When an insertion/deletion occurs at a position contained within an existing segment the original segment is "split".
In the case of insertion, the newly inserted segment is inserted between the two halves of the original. In the case of
removal, the removed part of the subdivided segment is tombstoned.
insert(12, "quietly") -> ["The cat"], [" sat "], ["quietly "], ["on the mat."]
remove(19, 30) -> ["The cat"], [" sat "], ["quietly"], [del: " "], [del: "on the mat"], ["."]
Remote Operations
To support merging edit operations from remote clients, we need to extend our original search function
(position) -> (segment, offset)
to account for the state of a remote client's MergeTree at the time the
remote client performed the operation on its MergeTree.

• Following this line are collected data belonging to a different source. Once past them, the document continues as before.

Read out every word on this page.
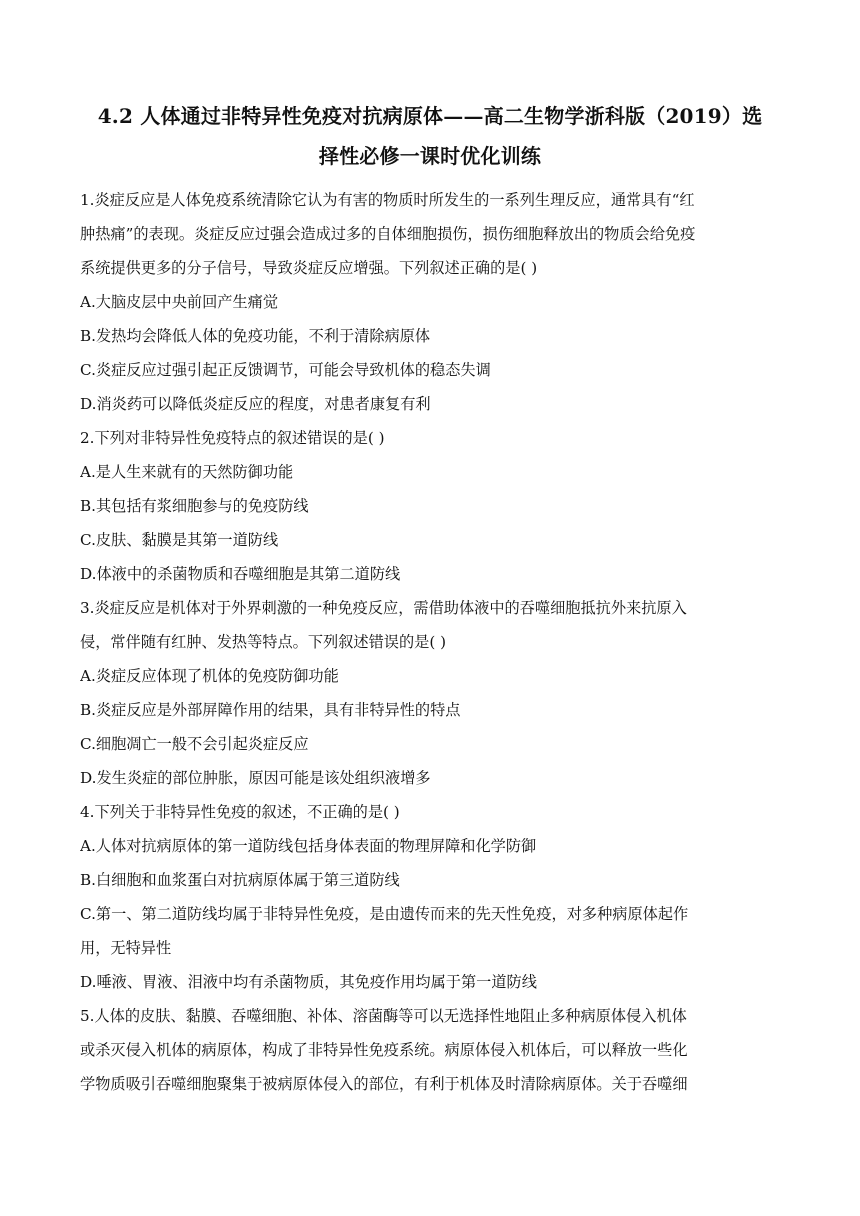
4.2 人体通过非特异性免疫对抗病原体——高二生物学浙科版（2019）选
择性必修一课时优化训练
1.炎症反应是人体免疫系统清除它认为有害的物质时所发生的一系列生理反应，通常具有“红
肿热痛”的表现。炎症反应过强会造成过多的自体细胞损伤，损伤细胞释放出的物质会给免疫
系统提供更多的分子信号，导致炎症反应增强。下列叙述正确的是( )
A.大脑皮层中央前回产生痛觉
B.发热均会降低人体的免疫功能，不利于清除病原体
C.炎症反应过强引起正反馈调节，可能会导致机体的稳态失调
D.消炎药可以降低炎症反应的程度，对患者康复有利
2.下列对非特异性免疫特点的叙述错误的是( )
A.是人生来就有的天然防御功能
B.其包括有浆细胞参与的免疫防线
C.皮肤、黏膜是其第一道防线
D.体液中的杀菌物质和吞噬细胞是其第二道防线
3.炎症反应是机体对于外界刺激的一种免疫反应，需借助体液中的吞噬细胞抵抗外来抗原入
侵，常伴随有红肿、发热等特点。下列叙述错误的是( )
A.炎症反应体现了机体的免疫防御功能
B.炎症反应是外部屏障作用的结果，具有非特异性的特点
C.细胞凋亡一般不会引起炎症反应
D.发生炎症的部位肿胀，原因可能是该处组织液增多
4.下列关于非特异性免疫的叙述，不正确的是( )
A.人体对抗病原体的第一道防线包括身体表面的物理屏障和化学防御
B.白细胞和血浆蛋白对抗病原体属于第三道防线
C.第一、第二道防线均属于非特异性免疫，是由遗传而来的先天性免疫，对多种病原体起作
用，无特异性
D.唾液、胃液、泪液中均有杀菌物质，其免疫作用均属于第一道防线
5.人体的皮肤、黏膜、吞噬细胞、补体、溶菌酶等可以无选择性地阻止多种病原体侵入机体
或杀灭侵入机体的病原体，构成了非特异性免疫系统。病原体侵入机体后，可以释放一些化
学物质吸引吞噬细胞聚集于被病原体侵入的部位，有利于机体及时清除病原体。关于吞噬细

Conceptually, this is done by adjusting our naive linear search for the (segment, offset) in the following way:
- Segments inserted "after" the remote client's operation are skipped (i.e., have length 0)
- Segments tombstoned "after" the remote client's operation, but were inserted "prior" are included
(i.e., have their original length prior to tombstoning.)
...where "after" means the remote client's MergeTree had not yet applied the operation that inserted and/or
tombstoned the segment.
For clients to be able to reason about which segment insertions/removals other clients have processed the
MergeTree we do two things:
- The MergeTree tracks which client inserted/removed each segment and the seq# assigned by the Fluid service to the
insertion/removal operation.
- When sending a MergeTree op, the client includes the last seq# it has processed from the Fluid service. This number
is known as an op's "reference sequence number" or "refSeq#"
The 'client' and 'refSeq' become new arguments to our search function:
(client, refSeq, position) -> (segment, offset)
A segment was inserted and/or removed on the remote client at the time client sent the operation if either:
- The referenced sequence number is greater than or equal the server-assigned sequence number of the operation
that inserted/removed the segment.
- The client sent the operation that resulted in insertion/removal. (In which case, the client hadn't yet recieved
their sequenced op from the server but was aware of the insertion/removal because the client produced it locally.)
If both above conditions are false, then the insertion/removal happened "after" the remote operation, and
consequently should be ignored during the search.
Note that any locally applied operations that are still pending sequencing by the Fluid service are unknown to
remote clients and should be ignored when processing remote ops.